Wolfe’s Neck Center’s executive director Dave Herring stands outside the center’s new research, education and training facility on Friday in Freeport. It’s expected to be done by early spring 2023, and it’ll let the nonprofit expand offerings to local schools, diversify its programs and get more done yearround. Ben McCanna/Staff Photographer

The Wolfe’s Neck Center for Agriculture & the Environment in Freeport has received a $35 million federal grant – a figure seven times greater than its annual budget – to promote climate-smart agriculture, Maine’s congressional delegation announced last week.

With the five-year award the center will lead a national effort to equip and train workers in climate-smart agriculture, create transition finance incentives for farmers and ranchers, and develop a marketplace for climate-smart commodities, according to a joint statement from U.S. Sens. Susan Collins and Angus King and Reps. Chellie Pingree and Jared Golden.

“It’s a sea change in terms of thinking about how we approach agriculture in this country,” Wolfe’s Neck Center Research Director Dorn Cox said, noting that the center and this grant are part of the U.S. Department of Agriculture’s larger, $2.8 billion initiative: Partnership for Climate-Smart Commodities.

“Soil is one of the largest carbon sinks on the planet,” said Madison Moran, marketing and communications manager at Wolfe’s Neck Center, a nonprofit with a $5 million annual budget. “Most plants store the carbon they capture in soil, which means that for agriculture to become a solution to climate change, we must focus on creating healthy soil environments to maximize carbon capture. This grant enables Wolfe’s Neck Center and its partner organizations to scale that knowledge and data to farmers nationwide and at varying levels of production, from the vegetable farmer down the street with a few acres to a rancher with 500-plus cows.”

“This is all about basically documenting the change and improvement of soil,” Cox said. “This is where we see the carbon capture from the air into productive soils.”
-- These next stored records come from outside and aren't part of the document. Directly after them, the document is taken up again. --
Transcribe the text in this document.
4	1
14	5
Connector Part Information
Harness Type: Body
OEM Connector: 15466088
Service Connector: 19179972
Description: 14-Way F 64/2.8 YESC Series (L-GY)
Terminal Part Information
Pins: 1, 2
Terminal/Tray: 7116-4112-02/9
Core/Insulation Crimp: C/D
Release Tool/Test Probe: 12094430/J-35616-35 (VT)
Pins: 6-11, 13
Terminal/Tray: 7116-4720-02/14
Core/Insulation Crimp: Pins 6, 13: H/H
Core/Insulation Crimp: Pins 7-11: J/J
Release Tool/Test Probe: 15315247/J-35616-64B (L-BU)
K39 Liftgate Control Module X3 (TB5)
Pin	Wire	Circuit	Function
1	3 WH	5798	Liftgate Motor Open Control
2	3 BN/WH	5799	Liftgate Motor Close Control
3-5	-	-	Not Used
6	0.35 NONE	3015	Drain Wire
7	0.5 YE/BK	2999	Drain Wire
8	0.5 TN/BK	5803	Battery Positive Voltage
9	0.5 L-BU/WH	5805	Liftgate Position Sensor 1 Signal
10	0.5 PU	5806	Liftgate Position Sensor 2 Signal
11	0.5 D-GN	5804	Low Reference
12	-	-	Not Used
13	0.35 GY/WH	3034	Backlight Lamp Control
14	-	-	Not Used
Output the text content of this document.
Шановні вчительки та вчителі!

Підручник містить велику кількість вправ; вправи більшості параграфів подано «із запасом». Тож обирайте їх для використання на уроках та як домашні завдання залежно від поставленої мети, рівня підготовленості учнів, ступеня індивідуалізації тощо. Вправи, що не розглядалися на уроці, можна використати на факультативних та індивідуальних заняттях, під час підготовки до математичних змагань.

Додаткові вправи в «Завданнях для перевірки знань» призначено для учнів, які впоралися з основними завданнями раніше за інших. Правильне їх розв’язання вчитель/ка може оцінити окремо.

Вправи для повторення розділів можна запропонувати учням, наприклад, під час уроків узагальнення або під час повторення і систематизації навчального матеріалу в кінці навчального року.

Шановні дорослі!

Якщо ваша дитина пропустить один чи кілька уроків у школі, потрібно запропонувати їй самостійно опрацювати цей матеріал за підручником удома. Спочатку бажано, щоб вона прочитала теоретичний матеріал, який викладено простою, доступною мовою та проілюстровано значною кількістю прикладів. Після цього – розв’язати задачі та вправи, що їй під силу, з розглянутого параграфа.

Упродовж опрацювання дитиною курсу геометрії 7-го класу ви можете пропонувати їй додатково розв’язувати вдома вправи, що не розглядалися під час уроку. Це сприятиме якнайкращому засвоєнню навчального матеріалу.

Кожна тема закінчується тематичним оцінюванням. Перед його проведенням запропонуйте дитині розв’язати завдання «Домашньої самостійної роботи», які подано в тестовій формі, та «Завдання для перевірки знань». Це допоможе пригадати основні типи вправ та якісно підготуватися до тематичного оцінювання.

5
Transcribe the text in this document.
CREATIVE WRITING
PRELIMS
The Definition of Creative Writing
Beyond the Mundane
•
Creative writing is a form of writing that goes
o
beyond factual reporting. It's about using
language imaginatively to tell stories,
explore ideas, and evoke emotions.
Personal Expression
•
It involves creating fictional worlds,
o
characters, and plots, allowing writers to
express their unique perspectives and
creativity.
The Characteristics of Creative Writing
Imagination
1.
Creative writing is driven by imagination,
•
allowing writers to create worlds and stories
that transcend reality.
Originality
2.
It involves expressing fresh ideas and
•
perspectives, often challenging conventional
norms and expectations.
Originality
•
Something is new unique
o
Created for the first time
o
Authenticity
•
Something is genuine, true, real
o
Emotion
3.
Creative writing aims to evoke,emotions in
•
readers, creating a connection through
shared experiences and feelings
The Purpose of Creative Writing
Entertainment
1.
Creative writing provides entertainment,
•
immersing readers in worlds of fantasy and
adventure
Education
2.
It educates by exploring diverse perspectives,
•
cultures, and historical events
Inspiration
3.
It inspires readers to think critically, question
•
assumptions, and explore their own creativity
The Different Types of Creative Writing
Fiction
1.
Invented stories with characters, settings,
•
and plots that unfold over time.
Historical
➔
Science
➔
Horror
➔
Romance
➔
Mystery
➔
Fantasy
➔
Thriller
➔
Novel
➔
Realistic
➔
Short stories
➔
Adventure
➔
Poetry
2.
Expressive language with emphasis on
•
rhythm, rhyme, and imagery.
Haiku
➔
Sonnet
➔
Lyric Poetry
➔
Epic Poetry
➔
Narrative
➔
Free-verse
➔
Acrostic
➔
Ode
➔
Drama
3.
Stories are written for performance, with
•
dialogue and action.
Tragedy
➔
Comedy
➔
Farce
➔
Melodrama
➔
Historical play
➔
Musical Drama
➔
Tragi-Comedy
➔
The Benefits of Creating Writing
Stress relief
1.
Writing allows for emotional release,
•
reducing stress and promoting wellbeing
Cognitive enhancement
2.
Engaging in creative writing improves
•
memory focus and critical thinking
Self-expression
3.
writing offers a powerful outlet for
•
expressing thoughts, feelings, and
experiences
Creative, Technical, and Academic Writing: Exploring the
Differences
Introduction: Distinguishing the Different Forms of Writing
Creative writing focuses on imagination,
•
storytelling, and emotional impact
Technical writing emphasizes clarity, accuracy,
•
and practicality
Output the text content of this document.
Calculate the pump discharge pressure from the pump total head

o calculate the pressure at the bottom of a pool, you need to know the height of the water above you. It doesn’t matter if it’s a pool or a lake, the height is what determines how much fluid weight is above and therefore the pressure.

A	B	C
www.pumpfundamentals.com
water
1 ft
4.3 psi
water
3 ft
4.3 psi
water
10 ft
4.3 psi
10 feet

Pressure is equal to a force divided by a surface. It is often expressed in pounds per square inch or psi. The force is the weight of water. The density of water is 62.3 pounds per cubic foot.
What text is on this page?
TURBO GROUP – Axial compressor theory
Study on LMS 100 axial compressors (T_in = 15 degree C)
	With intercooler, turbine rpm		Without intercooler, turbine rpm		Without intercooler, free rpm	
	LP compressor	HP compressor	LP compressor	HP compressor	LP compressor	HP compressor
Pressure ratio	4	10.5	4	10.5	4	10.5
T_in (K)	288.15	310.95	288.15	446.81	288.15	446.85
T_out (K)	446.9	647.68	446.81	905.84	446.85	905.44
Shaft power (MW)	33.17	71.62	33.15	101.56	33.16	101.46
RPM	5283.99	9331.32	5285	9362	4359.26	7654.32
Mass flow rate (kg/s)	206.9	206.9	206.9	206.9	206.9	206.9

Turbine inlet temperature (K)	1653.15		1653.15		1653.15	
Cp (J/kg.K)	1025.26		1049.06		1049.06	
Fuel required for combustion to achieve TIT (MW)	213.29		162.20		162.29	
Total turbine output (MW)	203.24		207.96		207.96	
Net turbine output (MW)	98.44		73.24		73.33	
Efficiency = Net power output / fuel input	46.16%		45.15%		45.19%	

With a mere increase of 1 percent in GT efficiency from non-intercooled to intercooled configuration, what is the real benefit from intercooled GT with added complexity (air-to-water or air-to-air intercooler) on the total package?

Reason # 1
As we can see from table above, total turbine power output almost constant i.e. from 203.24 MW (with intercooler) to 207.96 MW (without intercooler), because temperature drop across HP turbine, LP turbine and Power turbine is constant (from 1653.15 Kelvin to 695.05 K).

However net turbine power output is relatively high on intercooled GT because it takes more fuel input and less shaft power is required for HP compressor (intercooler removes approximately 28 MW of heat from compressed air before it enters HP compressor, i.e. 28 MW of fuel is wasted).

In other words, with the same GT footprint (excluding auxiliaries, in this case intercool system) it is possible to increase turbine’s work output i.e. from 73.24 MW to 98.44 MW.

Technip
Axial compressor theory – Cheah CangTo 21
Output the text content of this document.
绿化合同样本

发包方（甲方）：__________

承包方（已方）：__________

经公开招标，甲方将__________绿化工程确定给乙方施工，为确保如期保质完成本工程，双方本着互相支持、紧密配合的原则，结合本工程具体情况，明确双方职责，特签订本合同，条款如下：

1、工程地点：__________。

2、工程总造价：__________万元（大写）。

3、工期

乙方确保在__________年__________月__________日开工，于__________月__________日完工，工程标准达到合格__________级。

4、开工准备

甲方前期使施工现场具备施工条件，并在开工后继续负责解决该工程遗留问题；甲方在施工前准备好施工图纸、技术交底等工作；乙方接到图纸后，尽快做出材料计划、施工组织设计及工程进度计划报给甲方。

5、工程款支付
The grant money allows Wolfe’s Neck to continue its work improving agricultural soil both in Maine and around the country in part through its Open Technology Ecosystem for Agricultural Management project. The effort seeks to develop, test and deploy an open-source technology system that will let even small farmers collect, share and access detailed data on their soils.


The grant also helps Wolfe’s Neck Center train and lend technical assistance to agricultural service providers who will develop soil health management plans and document the work. The center is coordinating 60 organizations nationwide in the effort.

Wolfe’s Neck will also be creating the technical infrastructure needed for the initiative to succeed, such as digitally connecting farmers, buyers and funders in climate-smart agriculture efforts, Cox said.

“That’s how you measure the success here – our soils are healthier, there’s more carbon in them, there are healthier plants growing year-round,” Cox said. “Those are the things that really deliver the climate benefit.”

The massive grant will create “many, many new jobs” for the scores of organizations Wolfe’s Neck Center is overseeing, as well as at least 10 new staffers at the center itself, Cox said.

“This funding is a win-win for producers as well as our climate,” the Maine lawmakers said in a joint statement. “We are particularly pleased that USDA is investing in two projects that are being spearheaded in Maine. This funding will allow Wolfe’s Neck Center to launch an initiative to help farmers implement climate-smart techniques and access the marketplace for climate-smart commodities.”

The lawmakers added that the funds will also “provide substantial economic benefits to our rural communities.”

Last February, Wolfe’s Neck Center received a $2.5 million loan from the U.S. Department of Agriculture for construction of its $4 million research, education and training facility – expected to be complete by early spring 2023 – that will let the Freeport nonprofit diversify its programs, expand offerings to local schools and get more done year round.

The latest federal grant is the largest Wolfe’s Neck Center has received “by an order of magnitude,” since it was founded in 1997, Cox said.